However, Meleen decided that instead of fighting the waves, he'd let them help us. Setting the boat up in front of the reef or flat, Meleen positioned the boat parallel to the waves and let them drift the boat over the structure, controlling the boat with bursts from the trolling motor. When the drift was over, he then pointed the boat into the waves and, holding the rods in our hands in order to snap the jigs, we trolled back to the front of the structure.
It was simple fishing, and it was incredibly effective. All told, we put roughly 20 smallies in the boat in a couple of hours. Better yet, my dad and I each caught our personal bests as we both caught fish more than 5 pounds.

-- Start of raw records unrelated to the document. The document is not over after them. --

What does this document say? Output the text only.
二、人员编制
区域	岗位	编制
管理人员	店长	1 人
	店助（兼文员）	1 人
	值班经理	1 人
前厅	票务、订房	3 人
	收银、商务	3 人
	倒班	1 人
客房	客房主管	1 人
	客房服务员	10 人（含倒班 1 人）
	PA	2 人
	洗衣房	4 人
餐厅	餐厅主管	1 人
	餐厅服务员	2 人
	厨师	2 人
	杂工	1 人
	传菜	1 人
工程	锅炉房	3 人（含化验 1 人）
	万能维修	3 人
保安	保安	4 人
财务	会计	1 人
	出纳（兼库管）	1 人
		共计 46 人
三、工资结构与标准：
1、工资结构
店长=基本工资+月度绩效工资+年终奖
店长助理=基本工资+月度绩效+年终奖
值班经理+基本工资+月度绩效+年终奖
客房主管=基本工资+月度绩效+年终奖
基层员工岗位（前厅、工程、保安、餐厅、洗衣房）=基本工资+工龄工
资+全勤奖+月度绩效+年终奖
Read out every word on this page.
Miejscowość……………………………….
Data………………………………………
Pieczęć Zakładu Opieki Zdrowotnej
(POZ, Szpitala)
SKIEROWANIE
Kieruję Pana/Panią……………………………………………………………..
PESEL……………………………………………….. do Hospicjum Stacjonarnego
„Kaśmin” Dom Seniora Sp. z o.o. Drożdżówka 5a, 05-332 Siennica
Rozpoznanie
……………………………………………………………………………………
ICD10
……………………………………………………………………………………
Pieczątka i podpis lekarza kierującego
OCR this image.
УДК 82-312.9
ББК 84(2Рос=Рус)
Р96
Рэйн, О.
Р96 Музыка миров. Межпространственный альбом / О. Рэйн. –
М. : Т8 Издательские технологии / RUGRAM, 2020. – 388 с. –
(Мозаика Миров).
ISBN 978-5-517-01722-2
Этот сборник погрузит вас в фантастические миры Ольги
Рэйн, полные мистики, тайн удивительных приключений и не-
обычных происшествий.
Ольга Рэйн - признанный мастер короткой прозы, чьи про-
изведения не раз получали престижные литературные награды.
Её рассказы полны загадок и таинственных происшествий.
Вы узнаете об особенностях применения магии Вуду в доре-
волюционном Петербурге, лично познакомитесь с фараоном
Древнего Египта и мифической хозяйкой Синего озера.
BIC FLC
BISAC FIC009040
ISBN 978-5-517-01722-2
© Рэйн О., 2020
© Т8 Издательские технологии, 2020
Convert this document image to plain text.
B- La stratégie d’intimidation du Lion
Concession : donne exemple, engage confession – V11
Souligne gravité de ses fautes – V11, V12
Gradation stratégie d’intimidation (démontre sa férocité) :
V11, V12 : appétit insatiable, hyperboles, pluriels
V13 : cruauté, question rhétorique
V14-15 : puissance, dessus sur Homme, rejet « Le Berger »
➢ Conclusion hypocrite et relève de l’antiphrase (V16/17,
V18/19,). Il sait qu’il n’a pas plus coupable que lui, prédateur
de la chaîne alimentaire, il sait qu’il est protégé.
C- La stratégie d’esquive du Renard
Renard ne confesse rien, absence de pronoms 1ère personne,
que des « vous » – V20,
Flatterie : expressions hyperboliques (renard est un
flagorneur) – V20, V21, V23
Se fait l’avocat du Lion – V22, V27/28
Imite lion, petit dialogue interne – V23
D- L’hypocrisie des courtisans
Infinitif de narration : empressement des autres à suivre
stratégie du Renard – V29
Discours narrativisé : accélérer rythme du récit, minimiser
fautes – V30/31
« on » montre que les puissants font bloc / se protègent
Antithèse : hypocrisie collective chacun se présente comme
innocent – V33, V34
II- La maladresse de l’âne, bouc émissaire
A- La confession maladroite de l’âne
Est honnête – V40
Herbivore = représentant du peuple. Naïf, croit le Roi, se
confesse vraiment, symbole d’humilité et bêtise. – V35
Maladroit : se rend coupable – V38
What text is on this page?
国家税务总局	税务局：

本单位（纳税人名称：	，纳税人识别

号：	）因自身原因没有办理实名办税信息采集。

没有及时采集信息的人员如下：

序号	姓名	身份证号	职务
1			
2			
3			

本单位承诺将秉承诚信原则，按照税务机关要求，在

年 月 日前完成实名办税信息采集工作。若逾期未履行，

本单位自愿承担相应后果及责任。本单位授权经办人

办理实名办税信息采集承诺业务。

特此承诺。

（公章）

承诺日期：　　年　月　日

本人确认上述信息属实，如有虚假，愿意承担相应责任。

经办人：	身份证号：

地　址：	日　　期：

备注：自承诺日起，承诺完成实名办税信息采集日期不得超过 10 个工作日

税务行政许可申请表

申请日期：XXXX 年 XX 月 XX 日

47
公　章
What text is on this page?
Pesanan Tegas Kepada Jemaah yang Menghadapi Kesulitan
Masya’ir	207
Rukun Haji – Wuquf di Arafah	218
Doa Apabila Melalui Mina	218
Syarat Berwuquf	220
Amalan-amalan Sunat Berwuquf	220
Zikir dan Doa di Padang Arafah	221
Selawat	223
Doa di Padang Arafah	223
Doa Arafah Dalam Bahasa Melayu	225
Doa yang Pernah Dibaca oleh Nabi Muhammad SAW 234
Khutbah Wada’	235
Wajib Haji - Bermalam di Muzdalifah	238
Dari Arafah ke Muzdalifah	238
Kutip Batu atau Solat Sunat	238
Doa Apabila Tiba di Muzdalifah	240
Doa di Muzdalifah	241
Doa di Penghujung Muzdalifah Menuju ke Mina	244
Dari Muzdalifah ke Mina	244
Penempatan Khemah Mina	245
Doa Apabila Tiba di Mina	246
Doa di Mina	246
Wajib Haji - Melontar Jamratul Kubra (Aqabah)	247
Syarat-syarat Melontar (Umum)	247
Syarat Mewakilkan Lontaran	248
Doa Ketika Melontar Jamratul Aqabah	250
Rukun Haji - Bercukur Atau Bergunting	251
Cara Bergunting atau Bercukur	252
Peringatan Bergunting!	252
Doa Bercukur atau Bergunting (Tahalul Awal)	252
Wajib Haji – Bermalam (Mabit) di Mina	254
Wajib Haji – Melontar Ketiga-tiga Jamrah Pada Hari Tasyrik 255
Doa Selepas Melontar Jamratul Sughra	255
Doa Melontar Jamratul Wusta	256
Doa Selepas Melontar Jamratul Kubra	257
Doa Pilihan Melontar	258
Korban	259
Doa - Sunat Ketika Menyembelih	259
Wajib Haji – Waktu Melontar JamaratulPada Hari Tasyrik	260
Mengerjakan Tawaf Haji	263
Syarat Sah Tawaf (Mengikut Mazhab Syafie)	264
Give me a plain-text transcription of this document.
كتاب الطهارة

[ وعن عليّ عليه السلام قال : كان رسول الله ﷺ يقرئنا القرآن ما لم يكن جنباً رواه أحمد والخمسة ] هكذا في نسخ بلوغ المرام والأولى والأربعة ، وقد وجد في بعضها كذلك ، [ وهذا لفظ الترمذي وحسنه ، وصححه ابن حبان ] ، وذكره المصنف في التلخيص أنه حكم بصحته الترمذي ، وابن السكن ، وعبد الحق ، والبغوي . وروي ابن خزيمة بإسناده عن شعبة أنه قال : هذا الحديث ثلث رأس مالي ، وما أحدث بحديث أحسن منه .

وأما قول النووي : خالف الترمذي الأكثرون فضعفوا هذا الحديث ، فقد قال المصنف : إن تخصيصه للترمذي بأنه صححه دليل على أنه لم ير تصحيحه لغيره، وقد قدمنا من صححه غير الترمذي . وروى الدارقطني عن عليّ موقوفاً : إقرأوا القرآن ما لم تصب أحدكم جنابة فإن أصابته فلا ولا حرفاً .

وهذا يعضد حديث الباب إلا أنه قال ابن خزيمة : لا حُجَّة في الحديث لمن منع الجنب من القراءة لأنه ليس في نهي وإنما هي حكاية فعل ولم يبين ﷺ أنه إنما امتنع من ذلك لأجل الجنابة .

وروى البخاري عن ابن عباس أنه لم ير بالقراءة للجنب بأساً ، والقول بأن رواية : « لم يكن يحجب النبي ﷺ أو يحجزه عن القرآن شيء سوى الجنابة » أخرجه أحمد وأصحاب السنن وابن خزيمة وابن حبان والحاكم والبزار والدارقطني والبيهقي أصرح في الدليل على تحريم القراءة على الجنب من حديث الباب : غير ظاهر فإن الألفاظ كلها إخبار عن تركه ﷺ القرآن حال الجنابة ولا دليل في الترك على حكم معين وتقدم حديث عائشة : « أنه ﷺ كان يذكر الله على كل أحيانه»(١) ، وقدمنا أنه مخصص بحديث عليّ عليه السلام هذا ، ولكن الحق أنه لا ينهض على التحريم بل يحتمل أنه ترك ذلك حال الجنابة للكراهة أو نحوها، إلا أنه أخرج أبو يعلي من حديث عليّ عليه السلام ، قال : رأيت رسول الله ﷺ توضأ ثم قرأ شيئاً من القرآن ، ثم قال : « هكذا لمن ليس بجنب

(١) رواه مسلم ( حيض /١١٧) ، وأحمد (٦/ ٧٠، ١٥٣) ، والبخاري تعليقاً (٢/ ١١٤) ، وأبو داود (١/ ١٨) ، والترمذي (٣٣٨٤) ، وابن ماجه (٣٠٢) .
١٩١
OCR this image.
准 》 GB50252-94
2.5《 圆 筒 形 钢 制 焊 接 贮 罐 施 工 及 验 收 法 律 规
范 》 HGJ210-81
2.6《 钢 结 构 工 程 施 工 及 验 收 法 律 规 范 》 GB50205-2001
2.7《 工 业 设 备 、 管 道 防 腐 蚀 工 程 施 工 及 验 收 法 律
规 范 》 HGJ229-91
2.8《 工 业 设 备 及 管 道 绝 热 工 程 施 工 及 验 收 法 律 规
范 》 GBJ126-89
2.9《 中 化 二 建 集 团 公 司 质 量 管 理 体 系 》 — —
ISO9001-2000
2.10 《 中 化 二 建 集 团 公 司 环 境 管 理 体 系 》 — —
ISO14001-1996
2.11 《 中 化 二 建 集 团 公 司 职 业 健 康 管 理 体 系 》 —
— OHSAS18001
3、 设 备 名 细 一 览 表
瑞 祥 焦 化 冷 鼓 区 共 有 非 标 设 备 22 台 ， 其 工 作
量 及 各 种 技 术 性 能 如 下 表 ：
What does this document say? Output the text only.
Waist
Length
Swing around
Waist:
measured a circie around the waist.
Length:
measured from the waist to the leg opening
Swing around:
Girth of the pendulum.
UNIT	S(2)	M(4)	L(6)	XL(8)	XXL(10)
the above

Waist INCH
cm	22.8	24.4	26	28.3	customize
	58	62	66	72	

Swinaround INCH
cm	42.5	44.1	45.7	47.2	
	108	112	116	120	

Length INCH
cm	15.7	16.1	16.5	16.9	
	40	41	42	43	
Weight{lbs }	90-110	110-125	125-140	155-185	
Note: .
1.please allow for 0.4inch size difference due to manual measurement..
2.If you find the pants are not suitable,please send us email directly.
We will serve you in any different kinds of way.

Part one of Meleen's goal was almost accomplished. Now we just needed part two: the 50-incher.
After the waves got too strong and we decided to make a run across the lake to protected waters, a run that could basically turns bones into bruised calcium, we went about fishing a shallow reef we had tried earlier in the day for smallmouths. Problem was, just like earlier that day, the smallies weren't home.
So as we rounded the back tip and prepared to make a move to another spot, I picked up my muskie rod, which had one of my homemade topwater lures on it, and started making casts toward the reef. One cast. Two cast. Three cast. BAM! Forty-eight inches of muskie drilled the lure, and after an all-too-eventful net job, Paul's goal was complete, at least in my book.
The scary thing is, this is what the lake can produce during a down year and bad conditions. I can’t wait to hit it again when it’s running on all cylinders.